Sobre la década del ochenta, se vislumbraba un agotamiento de la guerra
fría, una declinación de la acción desestabilizadora de la izquierda
marxista, apoyada desde la URSS y Cuba, tanto como de las intervenciones
de la CIA para enfrentar los regímenes revolucionarios. El militarismo
estaba en su ocaso. Y así, en 1978, retornan República Dominicana y
Perú, en 1983 lo hace Argentina —luego del derrumbe del régimen militar
por la derrota de las Malvinas—, en 1985 Brasil y Uruguay, para culminar
en 1989 con Chile y Paraguay.

La utopía revolucionaria se había desvanecido con la cristalización de
la revolución cubana; a su vez, la “redención” militarista había dejado
una siembra de dolores, fracasos y enconos. Alumbró un tiempo de
esperanzas. Nació el Mercosur con la idea de integrar a los países del
Atlántico sudamericano. Los centroamericanos consolidaron su Sistema de
Integración. La CAF, comunidad andina, ensanchó su órbita. La democracia
ya no era discutida ni tampoco la economía de mercado, con políticas más
abiertas. Se abrió un fuerte debate entre “desarrollismo” y
“neoliberalismo”, planteado en términos más dogmáticos que reales,
porque la tendencia privatizadora solo se expresó en su versión ortodoxa
en Argentina y Chile.

Desgraciadamente, la democracia, que parecía llegar para siempre, fue
bastante más esquiva. Cayeron numerosos presidentes, víctimas ya no de
irrupciones militares pero sí de una indeseable inestabilidad. Irrumpió
el populismo y la formación Alianza Bolivariana para los Pueblos de
nuestra América (ALBA), que reunió a Bolivia, Ecuador, Nicaragua y
varias islas caribeñas, bajo el liderazgo de Venezuela y Cuba. Se
trataba de un grupo cuyo discurso antinorteamericano apareció como un
retorno nostálgico. Brasil y Argentina se le sumaron, en la simpatía, en
la diplomacia y en los negocios. Se levantaban banderas de izquierda,
detrás de las cuales había de todo y hoy se advierte de modo dramático:
un autoritarismo opresivo en Venezuela, un Gobierno de confrontación y
aislamiento en Argentina, una fuerte complicidad de Brasil con todo ese
grupo heterogéneo. La bonanza de los precios del petróleo y las materias
primas (la década dorada de 2003 a 2012) marcó el apogeo de estos
regímenes más cercanos al fascismo que a la proclamada izquierda.

Hoy el viento volvió a cambiar. El ciclo de los grandes precios ha
terminado. En Venezuela, el voto popular ha sido abrumador en contra del
régimen y el ejército, hasta ahora soldado tranquilo, puso el límite
para que no se consumara el fraude anunciado por las amenazas de Maduro,
la prisión de los líderes opositores y el cercenamiento de la prensa. En
Argentina, la elección la gana el ingeniero Mauricio Macri, primer
presidente —en un siglo largo— que no es radical ni peronista. Anuncia
una economía más abierta y una intervención racionalizada de un Estado
exhausto. Brasil asiste al derrumbe moral del Gobierno del PT, a raíz de
un juicio penal que ha abierto la caja de Pandora de una gigantesca
corrupción en Petrobras, usada por el partido de Gobierno como un barril
sin fondo para sostener su estructura y por empresas contratistas como
fuente de negocios espurios.

La cohabitación venezolana será difícil, entre un presidente
autoritario, acostumbrado al abuso, y un Parlamento con más de dos
tercios opositores.

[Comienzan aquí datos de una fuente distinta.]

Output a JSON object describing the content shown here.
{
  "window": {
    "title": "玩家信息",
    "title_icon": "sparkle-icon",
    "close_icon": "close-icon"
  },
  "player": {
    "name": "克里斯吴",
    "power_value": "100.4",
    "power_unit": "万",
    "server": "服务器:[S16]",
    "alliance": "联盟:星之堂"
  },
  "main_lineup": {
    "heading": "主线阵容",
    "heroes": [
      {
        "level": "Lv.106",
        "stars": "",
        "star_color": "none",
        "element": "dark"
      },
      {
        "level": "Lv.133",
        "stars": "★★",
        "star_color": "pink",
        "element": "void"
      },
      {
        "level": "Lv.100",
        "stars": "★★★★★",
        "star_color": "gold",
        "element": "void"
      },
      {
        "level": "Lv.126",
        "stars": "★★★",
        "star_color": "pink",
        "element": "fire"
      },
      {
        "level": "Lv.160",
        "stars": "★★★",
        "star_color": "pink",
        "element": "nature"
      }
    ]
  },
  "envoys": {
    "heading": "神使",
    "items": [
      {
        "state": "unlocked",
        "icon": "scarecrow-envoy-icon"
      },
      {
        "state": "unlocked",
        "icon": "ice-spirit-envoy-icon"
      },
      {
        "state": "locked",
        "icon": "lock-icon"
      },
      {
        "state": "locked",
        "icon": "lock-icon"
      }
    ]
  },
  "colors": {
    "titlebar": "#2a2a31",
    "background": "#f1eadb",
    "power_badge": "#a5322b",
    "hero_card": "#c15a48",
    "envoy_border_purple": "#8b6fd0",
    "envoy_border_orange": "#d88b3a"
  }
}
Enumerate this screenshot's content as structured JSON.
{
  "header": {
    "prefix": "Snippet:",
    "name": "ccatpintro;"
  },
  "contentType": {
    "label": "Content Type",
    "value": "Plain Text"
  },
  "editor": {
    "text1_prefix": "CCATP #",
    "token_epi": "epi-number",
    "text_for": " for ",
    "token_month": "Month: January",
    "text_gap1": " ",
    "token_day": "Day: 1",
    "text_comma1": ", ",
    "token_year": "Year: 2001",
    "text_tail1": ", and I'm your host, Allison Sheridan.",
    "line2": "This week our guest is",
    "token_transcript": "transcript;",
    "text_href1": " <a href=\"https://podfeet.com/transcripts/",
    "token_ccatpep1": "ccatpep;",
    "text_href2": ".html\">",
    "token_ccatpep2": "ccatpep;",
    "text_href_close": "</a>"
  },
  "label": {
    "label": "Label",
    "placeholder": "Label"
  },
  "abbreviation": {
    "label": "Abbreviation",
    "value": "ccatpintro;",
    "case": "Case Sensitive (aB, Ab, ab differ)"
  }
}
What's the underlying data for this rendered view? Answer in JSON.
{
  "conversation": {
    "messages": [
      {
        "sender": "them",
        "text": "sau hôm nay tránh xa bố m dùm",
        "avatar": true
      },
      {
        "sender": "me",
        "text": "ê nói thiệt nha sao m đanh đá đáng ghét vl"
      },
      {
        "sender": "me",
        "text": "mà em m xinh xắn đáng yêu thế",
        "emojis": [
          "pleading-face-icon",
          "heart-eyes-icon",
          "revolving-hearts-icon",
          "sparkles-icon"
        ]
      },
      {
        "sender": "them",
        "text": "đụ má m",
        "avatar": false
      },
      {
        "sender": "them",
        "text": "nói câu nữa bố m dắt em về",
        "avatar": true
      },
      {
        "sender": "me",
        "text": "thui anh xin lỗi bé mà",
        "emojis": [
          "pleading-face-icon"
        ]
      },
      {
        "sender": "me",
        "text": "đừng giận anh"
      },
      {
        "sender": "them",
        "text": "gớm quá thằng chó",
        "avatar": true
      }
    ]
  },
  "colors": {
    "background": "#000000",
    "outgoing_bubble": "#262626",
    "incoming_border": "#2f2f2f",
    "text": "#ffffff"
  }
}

En Argentina, Macri, sin mayoría parlamentaria,
deberá lidiar con la oposición enconada de la expresidente, tan airada
con la derrota que ni siquiera asistió al traspaso de mando. Brasil, por
su parte, está navegando sin rumbo, con una señora presidente
cuestionada y una mayoría parlamentaria que empieza a fragmentarse.

El futuro no está aún claramente dibujado. Pero no hay duda de que la
ola populista agotó su ciclo.

Julio María Sanguinetti fue presidente de Uruguay.